Because of the need for very warm oceans, hurricanes generally start forming near the equator. For the Atlantic Ocean, this puts them in the path of the trade winds, which blow east to west from Africa across towards the Gulf of Mexico, the Caribbean, and the south-eastern part of America. With sea waters everywhere getting warmer though, hurricanes can start forming further away from the equator, putting them in the path of other global wind currents. This can lead to them ending up in rather unexpected places, like the UK, and this is what happened with Ophelia.

But why the yellow sky and red sun?

The general consensus is that as the winds moved towards us, they picked up sand and dust, mainly from the Sahara, which can travel a long way, especially when it is high up in the atmosphere, and this affected the light reaching us at ground level. Please note, the sky doesn’t appear yellow because sand is yellow (seriously, there are people saying that on the internet, so let’s be clear!).

Light as we think of it is made up of the seven colours of the rainbow; all mixed together, they make white light. Red light at one end has the longest wavelength, while violet light at the other has the shortest wavelength. When light from the sun enters Earth’s atmosphere, it bounces off the really tiny particles in the Earth’s atmosphere, scattering the light. The shortest wavelengths scatter the most, and so the sky normally appears blue (we can talk about why the sky is blue not purple some other time). As the sun rises and sets, the light is travelling further to us through more of the Earth’s atmosphere, and so we see more of the reds and yellows, because the blue light is too scattered by the time the light reaches us.

Sand and dust particles are much bigger than the atoms and molecules that normally make up our atmosphere. They caused longer wavelengths of light to scatter more effectively, and so the sky appeared yellow, orange, or red, rather than blue, as the remnants of Storm Ophelia passed near us.

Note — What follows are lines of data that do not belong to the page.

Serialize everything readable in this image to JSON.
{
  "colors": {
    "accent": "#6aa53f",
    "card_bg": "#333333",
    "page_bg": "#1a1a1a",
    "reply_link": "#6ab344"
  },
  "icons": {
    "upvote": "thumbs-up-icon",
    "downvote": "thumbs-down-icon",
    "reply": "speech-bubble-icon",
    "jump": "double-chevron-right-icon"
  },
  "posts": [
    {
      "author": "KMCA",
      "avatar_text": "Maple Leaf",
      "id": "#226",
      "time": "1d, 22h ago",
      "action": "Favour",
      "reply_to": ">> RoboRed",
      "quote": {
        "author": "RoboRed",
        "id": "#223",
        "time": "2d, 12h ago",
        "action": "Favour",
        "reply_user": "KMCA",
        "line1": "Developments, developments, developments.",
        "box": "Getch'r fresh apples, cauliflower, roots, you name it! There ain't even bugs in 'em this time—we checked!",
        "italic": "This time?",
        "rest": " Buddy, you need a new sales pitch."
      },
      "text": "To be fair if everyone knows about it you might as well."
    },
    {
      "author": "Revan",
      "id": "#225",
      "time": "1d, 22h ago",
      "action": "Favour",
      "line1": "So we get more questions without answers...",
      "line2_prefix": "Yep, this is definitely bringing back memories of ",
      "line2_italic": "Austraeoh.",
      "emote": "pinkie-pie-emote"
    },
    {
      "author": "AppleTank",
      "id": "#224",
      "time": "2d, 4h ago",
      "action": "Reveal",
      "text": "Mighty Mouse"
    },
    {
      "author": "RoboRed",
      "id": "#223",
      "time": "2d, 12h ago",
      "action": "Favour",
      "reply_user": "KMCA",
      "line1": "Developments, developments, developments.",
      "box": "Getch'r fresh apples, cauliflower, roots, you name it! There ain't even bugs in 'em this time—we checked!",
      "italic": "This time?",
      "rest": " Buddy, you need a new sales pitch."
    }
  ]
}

You can test this scattering at home using a glass of water with a couple of drops of milk in it. Shine a torch (or the flashlight on a phone) through it and you should see a yellower colour if you look directly through the glass at the torch, but a bluer colour viewed side on.

 

In the classroom:

Hurricanes have so many links to chemistry and physics, at all levels. Be it particle theory, pressure, or light, hurricane science can really easily fit into a lesson!